Oscar Wilde's Paris tomb made safe from admirers' kisses
PARIS - Agence France-Presse
Hürriyet Photo
Oscar Wilde's renovated Paris tomb is to be unveiled on Wednesday, complete with a new glass barrier to shield the monument to the quintessential dandy from a torrent of admiring kisses.
Kiss upon lipsticked kiss in honour of Wilde, who died penniless aged 46 in a Paris hotel room in 1900, has worn down the elegant memorial at Pere Lachaise cemetery, as cosmetic grease from tourist lips sinks into the stonework.
The tomb, designed by modernist sculptor Jacob Epstein and featuring a flying Assyrian-style angel, survived almost unscathed until 1985, except for the angel's genitals being hacked off, according to the Irish Cultural Centre.
Then, the expense of cleaning operations to deal with increasing graffiti on the tomb led the descendants of Wilde and of his friend and executor Robert Ross to try, successfully, to get it listed as an historic monument.
The hope was that fines of thousands of euros for defacing the monument would deter fans of the author of "The Importance of Being Earnest."
But in 1999 the graffiti was replaced by a much more worrying phenomenon when someone had the idea of planting a large, lipsticked kiss on the tomb, sparking a craze for Wilde's many admirers visiting Paris.
"The grease base of the lipstick penetrates the stone and long after the colouring pigments have faded, a grease 'shadow' is still visible," the Irish Cultural Centre said in a statement.
Wilde left London after serving two years in prison for homosexuality, a crime in the eyes of Victorian society, and never regained the creative impetus that had made him a hugely popular, if controversial, playwright.
When the disgraced Irishman died of meningitis in a Paris hotel, famously remarking that "My wallpaper and I are fighting a duel to the death.

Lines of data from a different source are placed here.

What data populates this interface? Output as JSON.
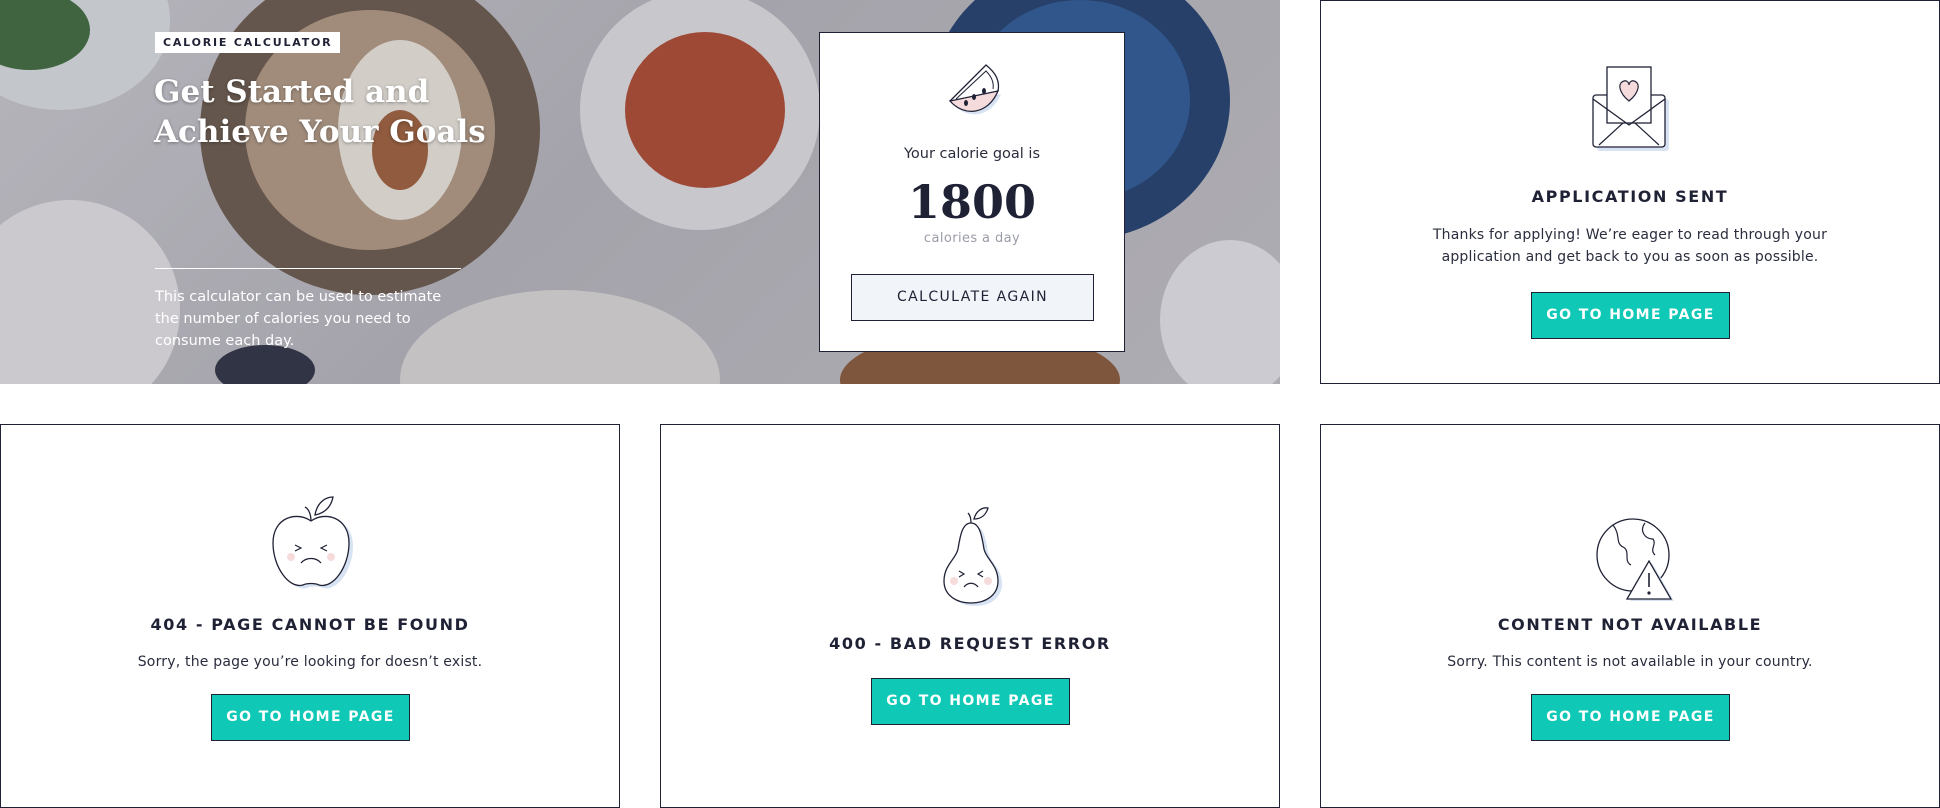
{
  "hero": {
    "badge": "CALORIE CALCULATOR",
    "title": "Get Started and Achieve Your Goals",
    "description": "This calculator can be used to estimate the number of calories you need to consume each day."
  },
  "calculator": {
    "caption": "Your calorie goal is",
    "value": "1800",
    "unit": "calories a day",
    "button": "CALCULATE AGAIN"
  },
  "application_sent": {
    "title": "APPLICATION SENT",
    "message": "Thanks for applying! We’re eager to read through your application and get back to you as soon as possible.",
    "button": "GO TO HOME PAGE"
  },
  "not_found": {
    "title": "404 - PAGE CANNOT BE FOUND",
    "message": "Sorry, the page you’re looking for doesn’t exist.",
    "button": "GO TO HOME PAGE"
  },
  "bad_request": {
    "title": "400 - BAD REQUEST ERROR",
    "button": "GO TO HOME PAGE"
  },
  "not_available": {
    "title": "CONTENT NOT AVAILABLE",
    "message": "Sorry. This content is not available in your country.",
    "button": "GO TO HOME PAGE"
  },
  "colors": {
    "accent": "#0fc8b5",
    "ink": "#1f2235",
    "pink": "#f6dbdc",
    "shadow": "#d7e2f3"
  },
  "icons": [
    "watermelon-icon",
    "envelope-heart-icon",
    "sad-apple-icon",
    "sad-pear-icon",
    "broken-globe-warning-icon"
  ]
}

One of us has got to go," he was initially given a "sixth class burial" outside Paris.
His friends, in particular his literary executor Ross, managed to annul Wilde's bankruptcy, buy a plot at Pere Lachaise and have Wilde's body transferred to its more dignified and appropriately Gothic surroundings.
Ross's own remains were in 1950 placed inside the tomb, which is a big draw but nevertheless fared better than the nearby much-abused grave of Doors singer Jim Morrison, who died in Paris in 1971 at the age of 27.
A ceremony to unveil the new Wilde tomb on Wednesday, exactly 111 years after his death, is to be attended by Irish and French officials as well as Wilde's only grandson, Merlin Holland, and British actor Rupert Everett.
Everett, who came out in the 1980s, starred in the 2002 film version of Wilde's "The Importance of Being Earnest".